The programme for Matera has been organised under the motto “Open Future”, and will have a special focus on social and cultural inclusion and collaborative innovation. Highlights include “Ars Excavandi”, a contemporary look at the history and culture of subterranean architecture; “Re-reading Renaissance”, a journey through the artistic past of Basilicata and Apulia; and “Poetry of primes”, an exhibition on the central role of mathematics in the work of artists throughout the ages. Matera will also stage the first open-air performance of the opera Cavalleria Rusticana in co-operation with Teatro San Carlo, as well as 27 projects developed with local creative communities and partners from Europe. The opening celebrations will take place on 19 and 20 January and will gather 2,000 musicians from all the villages of the Basilicata region and many other parts of Europe. Commissioner Navracsics will attend the official opening ceremony on 19 January.

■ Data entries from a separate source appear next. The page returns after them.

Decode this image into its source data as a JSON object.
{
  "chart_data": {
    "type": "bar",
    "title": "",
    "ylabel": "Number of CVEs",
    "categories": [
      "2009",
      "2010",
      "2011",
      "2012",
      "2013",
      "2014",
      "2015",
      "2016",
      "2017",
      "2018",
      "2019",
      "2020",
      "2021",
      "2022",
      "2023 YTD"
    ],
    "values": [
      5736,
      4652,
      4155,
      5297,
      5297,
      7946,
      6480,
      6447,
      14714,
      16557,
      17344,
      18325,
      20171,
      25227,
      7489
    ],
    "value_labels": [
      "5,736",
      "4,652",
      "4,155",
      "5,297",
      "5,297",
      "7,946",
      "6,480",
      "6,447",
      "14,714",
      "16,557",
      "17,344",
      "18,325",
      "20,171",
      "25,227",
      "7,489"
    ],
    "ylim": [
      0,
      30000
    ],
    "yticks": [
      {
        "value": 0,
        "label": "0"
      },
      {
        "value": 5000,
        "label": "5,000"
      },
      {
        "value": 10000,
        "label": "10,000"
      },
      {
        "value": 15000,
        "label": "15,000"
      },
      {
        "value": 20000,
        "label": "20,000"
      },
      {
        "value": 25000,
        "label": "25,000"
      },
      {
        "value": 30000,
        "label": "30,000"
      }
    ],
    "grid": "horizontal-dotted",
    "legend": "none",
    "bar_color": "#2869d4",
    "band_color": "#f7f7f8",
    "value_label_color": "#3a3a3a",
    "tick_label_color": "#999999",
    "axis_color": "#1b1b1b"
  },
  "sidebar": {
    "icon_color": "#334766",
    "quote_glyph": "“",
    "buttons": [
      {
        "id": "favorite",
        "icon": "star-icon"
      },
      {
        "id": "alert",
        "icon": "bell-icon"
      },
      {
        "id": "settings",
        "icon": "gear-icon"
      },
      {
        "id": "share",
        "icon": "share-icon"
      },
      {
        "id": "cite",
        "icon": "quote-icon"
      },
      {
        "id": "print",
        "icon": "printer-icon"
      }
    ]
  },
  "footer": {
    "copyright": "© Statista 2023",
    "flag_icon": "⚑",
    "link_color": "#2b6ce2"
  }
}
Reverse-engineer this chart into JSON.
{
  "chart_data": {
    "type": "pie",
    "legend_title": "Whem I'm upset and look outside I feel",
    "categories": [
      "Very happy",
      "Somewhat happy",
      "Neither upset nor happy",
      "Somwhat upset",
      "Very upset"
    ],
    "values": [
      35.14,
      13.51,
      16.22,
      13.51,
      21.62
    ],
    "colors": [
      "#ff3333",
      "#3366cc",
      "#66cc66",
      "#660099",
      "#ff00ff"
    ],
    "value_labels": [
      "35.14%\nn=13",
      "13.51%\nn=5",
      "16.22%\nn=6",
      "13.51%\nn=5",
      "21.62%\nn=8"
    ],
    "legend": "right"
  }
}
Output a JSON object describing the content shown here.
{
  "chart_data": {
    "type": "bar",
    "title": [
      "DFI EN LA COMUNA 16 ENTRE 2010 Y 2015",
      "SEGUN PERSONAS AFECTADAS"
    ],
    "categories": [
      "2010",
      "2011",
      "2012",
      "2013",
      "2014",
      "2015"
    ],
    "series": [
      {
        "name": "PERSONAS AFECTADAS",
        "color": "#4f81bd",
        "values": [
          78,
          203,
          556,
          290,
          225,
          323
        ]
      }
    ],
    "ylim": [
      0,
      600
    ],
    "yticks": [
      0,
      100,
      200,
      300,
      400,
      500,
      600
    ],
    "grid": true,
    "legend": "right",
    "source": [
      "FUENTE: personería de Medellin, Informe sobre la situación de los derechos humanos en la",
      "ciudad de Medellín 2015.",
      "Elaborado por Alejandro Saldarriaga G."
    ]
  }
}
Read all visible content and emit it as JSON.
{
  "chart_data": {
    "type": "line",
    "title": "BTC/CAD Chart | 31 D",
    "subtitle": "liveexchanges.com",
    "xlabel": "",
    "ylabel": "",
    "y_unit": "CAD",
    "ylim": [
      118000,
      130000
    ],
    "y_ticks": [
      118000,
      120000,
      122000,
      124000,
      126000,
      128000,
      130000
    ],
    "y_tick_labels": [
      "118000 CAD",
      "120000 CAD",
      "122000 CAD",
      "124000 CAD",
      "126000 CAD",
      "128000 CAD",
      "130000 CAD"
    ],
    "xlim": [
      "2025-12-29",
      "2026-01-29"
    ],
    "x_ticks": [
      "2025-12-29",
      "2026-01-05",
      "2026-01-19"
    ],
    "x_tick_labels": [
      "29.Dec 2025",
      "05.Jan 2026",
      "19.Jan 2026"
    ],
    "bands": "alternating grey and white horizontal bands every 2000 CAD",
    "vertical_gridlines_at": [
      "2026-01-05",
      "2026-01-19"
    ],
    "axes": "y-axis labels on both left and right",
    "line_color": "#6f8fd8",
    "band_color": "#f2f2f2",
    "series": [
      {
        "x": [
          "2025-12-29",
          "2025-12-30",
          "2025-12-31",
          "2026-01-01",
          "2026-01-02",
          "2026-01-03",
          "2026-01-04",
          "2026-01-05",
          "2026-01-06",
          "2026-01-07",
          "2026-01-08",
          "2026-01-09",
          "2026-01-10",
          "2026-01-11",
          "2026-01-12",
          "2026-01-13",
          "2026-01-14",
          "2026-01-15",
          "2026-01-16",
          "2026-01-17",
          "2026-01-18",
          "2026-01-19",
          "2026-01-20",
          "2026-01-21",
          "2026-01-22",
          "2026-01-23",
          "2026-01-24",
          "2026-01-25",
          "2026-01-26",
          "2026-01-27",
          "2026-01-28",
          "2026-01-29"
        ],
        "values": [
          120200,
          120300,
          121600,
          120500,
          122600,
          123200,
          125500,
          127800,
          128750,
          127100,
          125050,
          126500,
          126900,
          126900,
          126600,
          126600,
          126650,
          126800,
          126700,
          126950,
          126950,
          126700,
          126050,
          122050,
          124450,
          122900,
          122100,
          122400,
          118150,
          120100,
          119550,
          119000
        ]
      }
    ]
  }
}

Melina Mercouri, the then Greek Minister of Culture, took the initiative to start the European Capital of Culture in 1985. It has since become one of the most high-profile cultural initiatives in Europe. The cities are selected on the basis of a cultural programme that must have a strong European dimension, promote the participation and active involvement of the city’s inhabitants and contribute to the long-term development of the city and its surrounding region.
Holding the title of European Capital of Culture is also an excellent opportunity for the cities to change their image, put themselves on the world map, attract more tourists and rethink their development through culture. The title has a long-term impact, not only on culture but also in social and economic terms, both for the city and the region.
In 2018, Valletta in Malta and Leeuwarden in The Netherlands were European Capitals of Culture. Following Plovdiv and Matera in 2019, the future European Capitals of Culture will be Rijeka (Croatia) and Galway (Ireland) in 2020, Timisoara (Romania), Elefsina (Greece) and Novi Sad (Serbia, candidate country) in 2021, Esch (Luxembourg) and Kaunas (Lithuania) in 2022, and Veszprém (recommended) in Hungary in 2023.